I’m trying to shed truth to retweets, encouraging Facebook messages, and Instagram ‘likes’. I’m trying to show students who have nothing going for them, that down the road they can do the impossible. Personally, I’m trying to show the world that God is real. I don’t run, just to run, I run to win. I run to cast doubt on the haters, the hurdles, and the hindrances that stand in my way. I move as a reminder that I’m still alive, I’ve been given a second chance, and with every second gone that’s a step closer for victory to be gained.
This to scares me out of my mind.
I can’t think of many things in my life that I’ve dedicated as much time, focus, and energy to as this last year of training. I’ve had horrible injuries, I’ve felt old at times, and I’ve had to throw away a lot of greasy, delicious junk food for popcorn, fruit, and chicken.

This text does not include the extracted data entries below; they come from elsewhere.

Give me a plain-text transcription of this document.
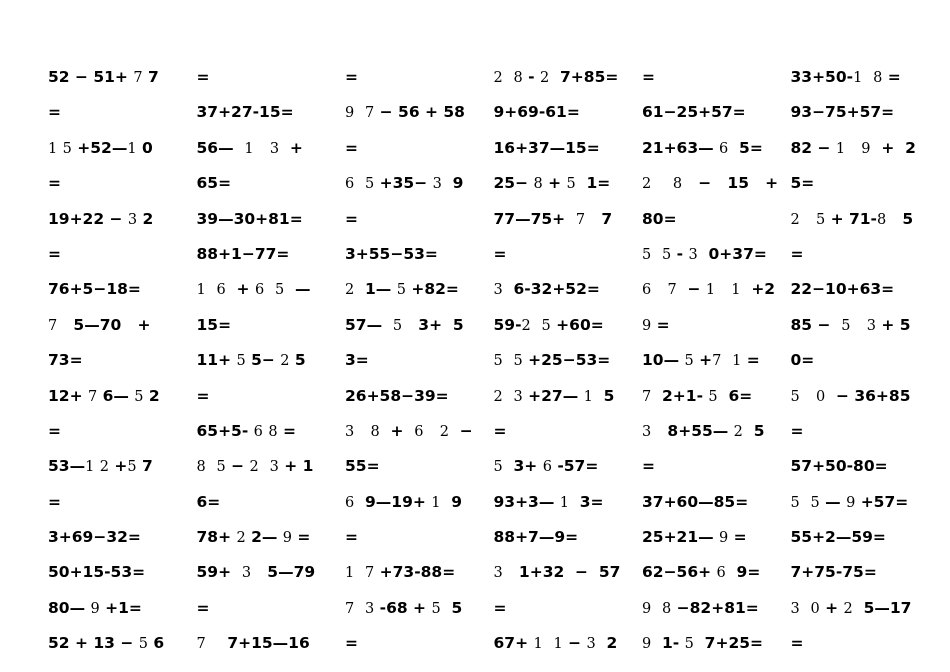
52 − 51+ 7 7
=
1 5 +52—1 0
=
19+22 − 3 2
=
76+5−18=
7   5—70   +
73=
12+ 7 6— 5 2
=
53—1 2 +5 7
=
3+69−32=
50+15-53=
80— 9 +1=
52 + 13 − 5 6
=
37+27-15=
56—  1 3  +
65=
39—30+81=
88+1−77=
1 6  + 6 5  —
15=
11+ 5 5− 2 5
=
65+5- 6 8 =
8 5 − 2 3 + 1
6=
78+ 2 2— 9 =
59+  3   5—79
=
7    7+15—16
=
9 7 − 56 + 58
=
6 5 +35− 3  9
=
3+55−53=
2  1— 5 +82=
57—  5   3+  5
3=
26+58−39=
3 8  +  6 2  −
55=
6  9—19+ 1  9
=
1 7 +73-88=
7 3 -68 + 5  5
=
2 8 - 2  7+85=
9+69-61=
16+37—15=
25− 8 + 5  1=
77—75+  7   7
=
3  6-32+52=
59-2 5 +60=
5 5 +25−53=
2 3 +27— 1  5
=
5  3+ 6 -57=
93+3— 1  3=
88+7—9=
3   1+32  −  57
=
67+ 1 1 − 3  2
=
61−25+57=
21+63— 6  5=
2 8   −   15   +
80=
5 5 - 3  0+37=
6 7  − 1 1  +2
9 =
10— 5 +7 1 =
7  2+1- 5  6=
3   8+55— 2  5
=
37+60—85=
25+21— 9 =
62−56+ 6  9=
9 8 −82+81=
9  1- 5  7+25=
33+50-1 8 =
93−75+57=
82 − 1 9  +  2
5=
2 5 + 71-8   5
=
22−10+63=
85 −  5 3 + 5
0=
5 0  − 36+85
=
57+50-80=
5 5 — 9 +57=
55+2—59=
7+75-75=
3 0 + 2  5—17
=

Sometimes I yell on the treadmill, only when the gym is empty. Sometimes I get misty-eyed as the miles count down and my legs become stronger. I smile and raise my hands when my body feels like it’s moving like a horse. It’s those moments I’m in the right, it’s those moments that my life is in sync. I run because it brings God pleasure; I do it because He designed me to move.
It’s, in many ways, the best form of a sacrifice that I can offer Him. I’m not worth much, but I want Him to see His child is putting it all down in order to honor Him, and to show that he’ll fight the good fight.
Every night, even though I’m shaking, sore, and on the verge of seizing up with cramps throughout my lower body, I try as hard as I can to merely mumble these few words,
Please God, let me be fast.
In hopes that one day, He’ll hear me and place me on a path where the victory won’t go to me, but to Him.